1. The Uniform Narcotic Drug Act that Nevada has adopted declares it to be unlawful for any person to possess any narcotic drug. NRS 453.030. Some courts hold that the word "any" is relevant to the quantity of narcotic as well as to its type, and extend the statutory ban to possession of even the most minute traces. People v. Harrington, 33 Mich. App. 548, 190 N.W.2d 343 (1971); State v. Young, 427 S.W.2d 510 (Mo. 1968); State v. Dodd, 28 Wis. 2d 643, 137 N.W.2d 465 (1965); State v. Winters, 16 Utah 2d 139, 396 P.2d 872 (1964). Other courts believe that possession of minute quantities of a narcotic, useless for either sale or consumption, is an insufficient foundation upon which to sustain a conviction for possession. People v. Leal, 64 Cal. 2d 504, 50 Cal. Rptr. 777, 413 P.2d 665 (1966); State v. Larkins, 3 Wash. App. 203, 473 P.2d 854 (1970); State v. Haddock, 101 Ariz. 240, 418 P.2d 577 (1966). We adopt the latter view. The charge of possession of a narcotic drug requires a union of act and intent. The intent necessary to establish the crime of possession simply does not exist when the amount is so minute as to be incapable of being applied to any use, even though chemical analysis may identify a trace of narcotics.[2]

2. Equally valid is Watson's contention that unlawful possession may not be established merely by proof that contraband was found in the bedroom customarily occupied by his daughters to which he also had access. "Guilty knowledge is not presumed. It has to be established by evidence. In a sense it can be said that one has possession of everything that is contained in the home or apartment in which he lives but this is not the sense in which `possession' is used in the penal statute." People v. Antista, 129 Cal. App. 2d 47, 276 P.2d 177, 179 (1954); People v. Fernandez, 172 Cal. App. 2d 747, 342 P.2d 309 (1959); People v. Savage, 128 Cal. App. 2d 123, 274 P.2d 905 (1954); People v. Barnett, 118 Cal. App. 2d 336, 257 P.2d 1041 (1953); People v. Bledsoe, 75 Cal. App. 2d 862, 171 P.2d 950 (1946).

Therefore, we conclude that the judgment below must be reversed and Charles L. Watson discharged from custody.
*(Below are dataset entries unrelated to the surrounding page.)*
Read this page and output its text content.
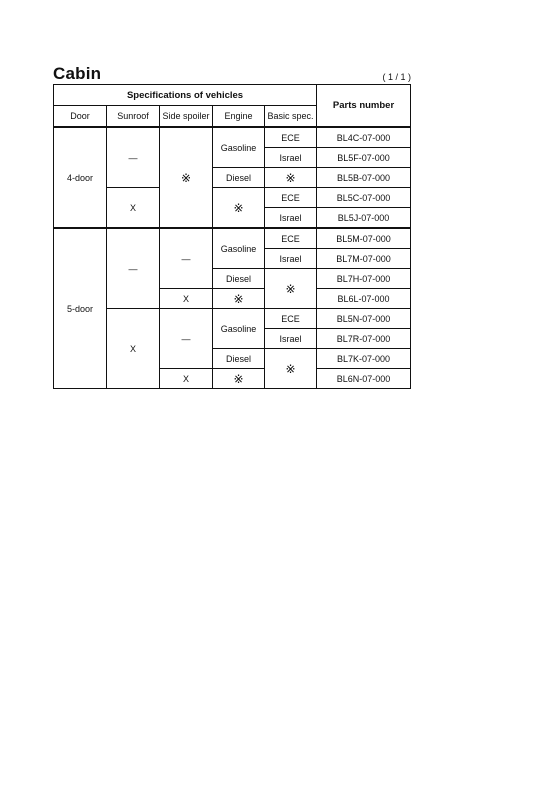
Cabin	( 1 / 1 )
Specifications of vehicles					Parts number
Door	Sunroof	Side spoiler	Engine	Basic spec.	
4-door	—	※	Gasoline	ECE	BL4C-07-000
				Israel	BL5F-07-000
			Diesel	※	BL5B-07-000
	X		※	ECE	BL5C-07-000
				Israel	BL5J-07-000
5-door	—	—	Gasoline	ECE	BL5M-07-000
				Israel	BL7M-07-000
			Diesel	※	BL7H-07-000
		X	※		BL6L-07-000
	X	—	Gasoline	ECE	BL5N-07-000
				Israel	BL7R-07-000
			Diesel	※	BL7K-07-000
		X	※		BL6N-07-000
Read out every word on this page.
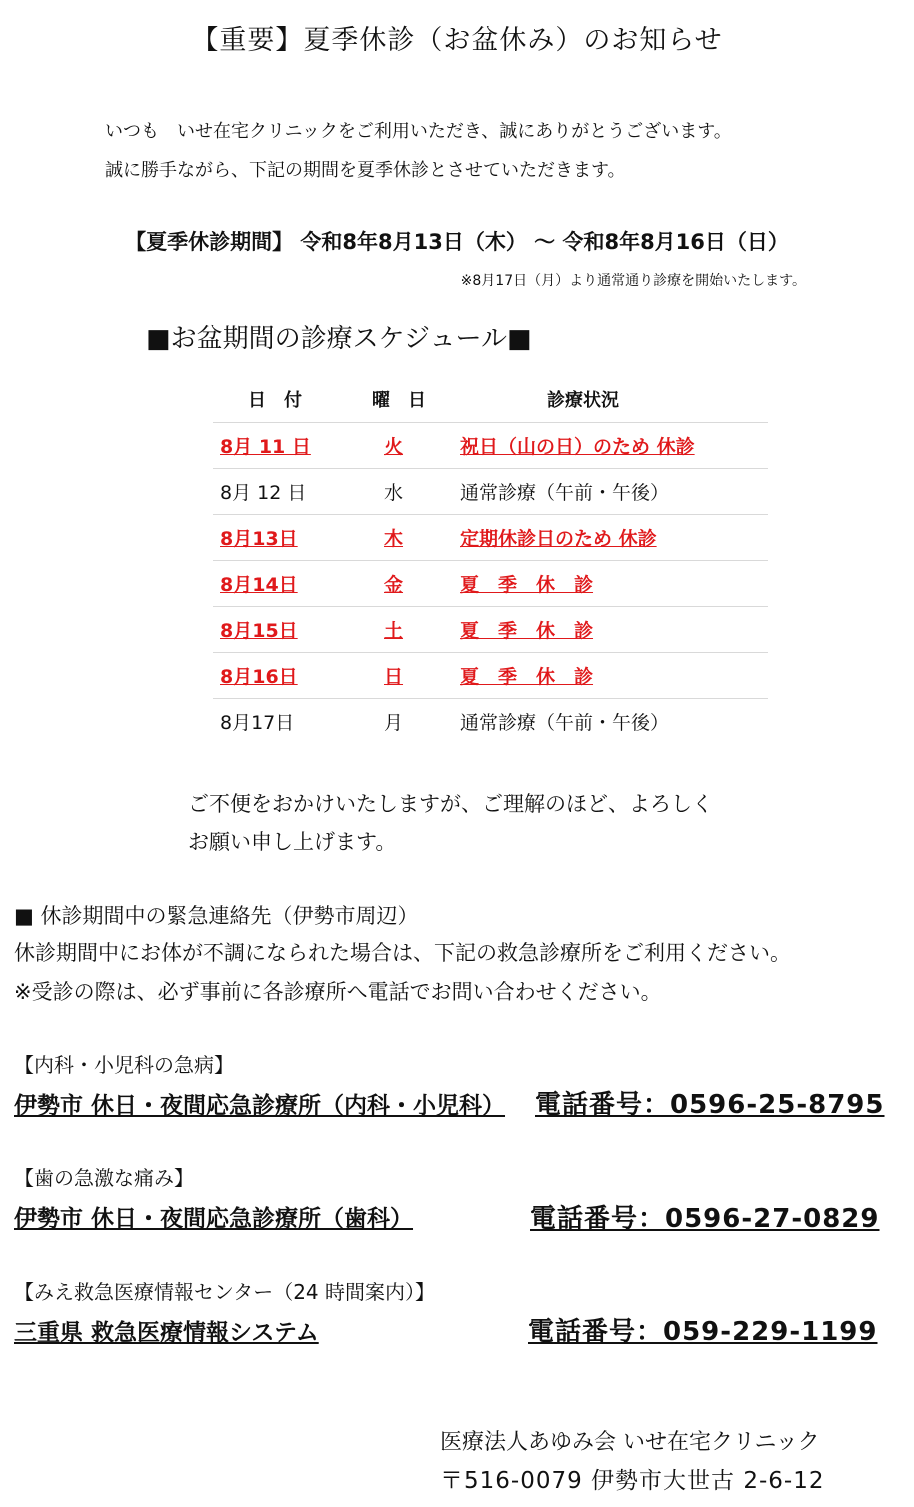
【重要】夏季休診（お盆休み）のお知らせ
いつも　いせ在宅クリニックをご利用いただき、誠にありがとうございます。
誠に勝手ながら、下記の期間を夏季休診とさせていただきます。
【夏季休診期間】 令和8年8月13日（木） ～ 令和8年8月16日（日）
※8月17日（月）より通常通り診療を開始いたします。
■お盆期間の診療スケジュール■
日　付	曜　日	診療状況
8月 11 日	火	祝日（山の日）のため 休診
8月 12 日	水	通常診療（午前・午後）
8月13日	木	定期休診日のため 休診
8月14日	金	夏　季　休　診
8月15日	土	夏　季　休　診
8月16日	日	夏　季　休　診
8月17日	月	通常診療（午前・午後）
ご不便をおかけいたしますが、ご理解のほど、よろしく
お願い申し上げます。
■ 休診期間中の緊急連絡先（伊勢市周辺）
休診期間中にお体が不調になられた場合は、下記の救急診療所をご利用ください。
※受診の際は、必ず事前に各診療所へ電話でお問い合わせください。
【内科・小児科の急病】
伊勢市 休日・夜間応急診療所（内科・小児科） 電話番号：0596-25-8795
【歯の急激な痛み】
伊勢市 休日・夜間応急診療所（歯科）	電話番号：0596-27-0829
【みえ救急医療情報センター（24 時間案内）】
三重県 救急医療情報システム	電話番号：059-229-1199
医療法人あゆみ会 いせ在宅クリニック
〒516-0079 伊勢市大世古 2-6-12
Since counsel for the appellant was appointed by the district court to handle this appeal, we direct that court to compensate counsel as provided by NRS 7.260.

ZENOFF, C.J., and BATJER, MOWBRAY and GUNDERSON, JJ., concur.

NOTES

[1] Others errors also are assigned but need not be considered.

[2] This case was tried before the 1971 amendment to NRS ch. 453 adding a new section: "the amount of a narcotic drug needed to sustain a conviction of a person for an offense prohibited by this chapter is that amount necessary for identification as a narcotic drug by a witness qualified to make such identification." See Stats. Nev. 1971, ch. 250.